How do I get the sum of all elements >10 in a given list using chez scheme?

Question

If create a chez scheme ex which makes SUM of all elements from lista_de_elemente

(define lista_de_elemente (list 2 4 1 12 32 3 34 12))

(define suma
    (lambda()
        (apply + lista_de_elemente)))

How do I make the sum of only elements greater than 10?

Answer 1

The general technique is to first form the list of elements you want to process. You already have this list. Then, you want to apply one or more transformations to the input list. In this case, we don't need to make any transformations. Then, you filter the list to only get elements that satisfy a certain condition. Finally, you apply operations that combine elements in the filtered list.

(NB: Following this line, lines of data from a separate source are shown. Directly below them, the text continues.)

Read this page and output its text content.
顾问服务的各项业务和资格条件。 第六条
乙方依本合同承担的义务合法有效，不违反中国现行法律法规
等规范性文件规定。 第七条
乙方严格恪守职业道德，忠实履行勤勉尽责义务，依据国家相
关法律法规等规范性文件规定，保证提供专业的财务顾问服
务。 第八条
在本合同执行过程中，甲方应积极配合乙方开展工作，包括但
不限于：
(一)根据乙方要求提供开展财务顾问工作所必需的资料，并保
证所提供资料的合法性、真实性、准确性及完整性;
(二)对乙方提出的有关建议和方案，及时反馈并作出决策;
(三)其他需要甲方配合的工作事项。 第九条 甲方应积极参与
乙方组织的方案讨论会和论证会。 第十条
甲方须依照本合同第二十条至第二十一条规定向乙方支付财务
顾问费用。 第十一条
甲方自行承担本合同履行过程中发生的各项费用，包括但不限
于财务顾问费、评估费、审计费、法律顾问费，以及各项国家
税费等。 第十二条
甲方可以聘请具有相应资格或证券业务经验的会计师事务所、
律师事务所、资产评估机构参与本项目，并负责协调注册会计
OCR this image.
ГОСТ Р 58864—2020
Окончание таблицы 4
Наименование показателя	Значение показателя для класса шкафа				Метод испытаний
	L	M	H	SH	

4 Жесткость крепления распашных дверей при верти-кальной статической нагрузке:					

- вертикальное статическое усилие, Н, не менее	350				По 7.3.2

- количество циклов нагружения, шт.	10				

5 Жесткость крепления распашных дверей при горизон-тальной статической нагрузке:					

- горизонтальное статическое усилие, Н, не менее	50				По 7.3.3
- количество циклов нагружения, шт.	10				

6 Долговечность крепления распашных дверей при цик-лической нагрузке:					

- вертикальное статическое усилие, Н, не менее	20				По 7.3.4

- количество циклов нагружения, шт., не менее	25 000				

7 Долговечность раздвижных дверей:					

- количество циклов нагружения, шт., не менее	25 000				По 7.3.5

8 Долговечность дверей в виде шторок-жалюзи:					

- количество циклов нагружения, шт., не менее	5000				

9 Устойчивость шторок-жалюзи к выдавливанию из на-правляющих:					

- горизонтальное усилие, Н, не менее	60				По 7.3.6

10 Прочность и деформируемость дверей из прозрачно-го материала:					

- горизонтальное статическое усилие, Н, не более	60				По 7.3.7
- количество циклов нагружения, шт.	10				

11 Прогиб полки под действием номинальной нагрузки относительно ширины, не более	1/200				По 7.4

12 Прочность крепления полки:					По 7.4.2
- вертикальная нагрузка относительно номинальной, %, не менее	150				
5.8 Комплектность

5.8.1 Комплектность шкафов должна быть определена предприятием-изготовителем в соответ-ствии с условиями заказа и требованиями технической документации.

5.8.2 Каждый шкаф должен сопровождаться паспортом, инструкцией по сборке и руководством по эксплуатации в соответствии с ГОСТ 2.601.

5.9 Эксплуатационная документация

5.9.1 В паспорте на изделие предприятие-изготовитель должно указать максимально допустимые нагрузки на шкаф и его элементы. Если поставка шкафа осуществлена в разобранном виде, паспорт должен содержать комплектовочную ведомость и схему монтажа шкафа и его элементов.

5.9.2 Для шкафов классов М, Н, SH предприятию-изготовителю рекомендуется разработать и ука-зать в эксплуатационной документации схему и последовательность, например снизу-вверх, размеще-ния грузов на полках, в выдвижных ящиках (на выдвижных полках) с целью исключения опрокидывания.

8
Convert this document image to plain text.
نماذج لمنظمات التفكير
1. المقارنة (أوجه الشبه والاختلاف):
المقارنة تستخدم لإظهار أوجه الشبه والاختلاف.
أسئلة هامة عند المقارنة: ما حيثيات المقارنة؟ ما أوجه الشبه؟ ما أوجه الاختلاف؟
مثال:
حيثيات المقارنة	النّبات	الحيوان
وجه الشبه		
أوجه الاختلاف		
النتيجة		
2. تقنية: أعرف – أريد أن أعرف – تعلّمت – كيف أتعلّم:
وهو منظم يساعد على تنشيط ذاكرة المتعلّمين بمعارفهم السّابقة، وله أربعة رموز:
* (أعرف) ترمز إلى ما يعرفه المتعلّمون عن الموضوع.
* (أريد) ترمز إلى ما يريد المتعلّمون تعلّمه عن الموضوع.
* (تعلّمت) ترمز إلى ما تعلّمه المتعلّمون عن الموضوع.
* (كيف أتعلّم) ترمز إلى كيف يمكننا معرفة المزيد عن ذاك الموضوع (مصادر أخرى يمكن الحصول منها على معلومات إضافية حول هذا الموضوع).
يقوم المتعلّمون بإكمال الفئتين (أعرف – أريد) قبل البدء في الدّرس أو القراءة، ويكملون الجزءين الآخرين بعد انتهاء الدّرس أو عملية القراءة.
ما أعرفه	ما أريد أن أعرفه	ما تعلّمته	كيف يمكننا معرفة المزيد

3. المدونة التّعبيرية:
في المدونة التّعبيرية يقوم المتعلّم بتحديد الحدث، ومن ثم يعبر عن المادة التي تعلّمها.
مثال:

This general way of processing lists is described in SICP as

enumerate -> transform (map) -> filter -> accumulate

Now, in this case, we don't need to enumerate or map anything because we already have our input list as I mentioned earlier.

(define (filter predicate sequence) (cond
   ((null? sequence) '())
   (else (cond
   ((predicate (car sequence)) (cons (car sequence) (filter predicate (cdr sequence))))
   (else (filter predicate (cdr sequence)))))))



(define (accumulate op initial sequence) (cond
                   ((null? sequence) initial)
                   (else (op (car sequence) (accumulate op initial (cdr sequence))))))


(define (sum-list list) (accumulate + 0 (filter (lambda(x) (cond ((> x 10) #t) (else #f)))list)))


(sum-list (list 1 2 3 45 12))
;Output: 57

The predicate is just a condition that evaluates to true or false.

Answer 2

I imagine you may want to generalize it a little so I made filter-sum such that you can do this:

#!r7rs                                ; #!r6rs for r6rs
(import (scheme)                      ; replace scheme with rnrs for r6rs
        (only (srfi :1) filter fold)) ; remove filter for r6rs

;; I renamed you list
(define *lista-de-elemente* '(2 4 8 10 12 14 16))

(define (suma)
  (define (>10? x)
    (> x 10))

  (filter-sum >10? *lista-de-elemente*)) 

(suma) ; ==> 42

Here are some possible versions of filter-sum. We have the straight forward recursive way:

(define (filter-sum predicate lst)
  (cond ((null? lst) 0)
        ((not (predicate (car lst))) (filter-sum predicate (cdr lst)))
        (else (+ (car lst) (filter-sum predicate (cdr lst))))))

But it's not very good since the order or the numbers are not important. We can do this tail recursively with an accumulator, here with a named let instead of an axillary procedure:

(define (filter-sum predicate lst)
  (let loop ((lst lst)(acc 0))
    (if (null? lst)
        acc
        (loop (cdr lst) 
              (if (predicate (car lst))
                  (+ acc (car lst))
                  acc)))))

Now such loops with tail recursion and an accumulator can be converted to a fold. You find fold in the SRFI-1 list library:

(define (filter-sum predicate lst)
  (fold (lambda (x acc)
          (if (predicate x)
              (+ acc x)
              acc))
        0
        lst))

Most of the code now is if you should add or not. With filter you can filter out so that every element in the fold can be added:

(define (filter-sum predicate lst)
  (fold + 0 (filter predicate lst)))

filter is also in the SRFI-1 List library. Now if you know your list of number above 10 is short.. Like a few hundreds you can totally change fold to an apply and it might even become a little faster, but you are making a restrictions on the length of the list. (Many scheme systems push arguments on a limited size stack while a fold will accumulate the list one element at the time.)

Answer 3

By using filter:

(define suma
  (lambda()
    (apply + (filter (lambda (e) (> e 10)) lista_de_elemente))))

BTW, suma should have the list as an argument:

(define suma
  (lambda(lst)
    (apply + (filter (lambda (e) (> e 10)) lst))))

(suma lista_de_elemente)

Answer 4

Add a function that returns a list by filtering out the numbers that are not greater than 10. Pass the return value of that to apply as you have.

(define (get-greater-than-ten lst)

  (define (helper in out)
    (if (null? in)
      out
      (if (> (car in) 10)
        (helper (cdr in) (append out (list (car in))))
        (helper (cdr in) out)))

  (helper lst `()))

Use it like:

(define suma
    (lambda()
        (apply + (get-greater-than-ten lista_de_elemente))))

Answer 5

If you want to retain a generalized suma, rather than defining a suma that incorporates the filter, you can instead define a suma that just sums, and then filter your list as you pass it as a parameter:

(define elems (list 2 4 1 12 32 3 34 12))

(define (suma lst)
  (apply + lst))

(suma (filter (lambda (x) (> x 10)) elems))

Now you've got your generalized sum, and you pass it only the portion of the original list that you intend to sum.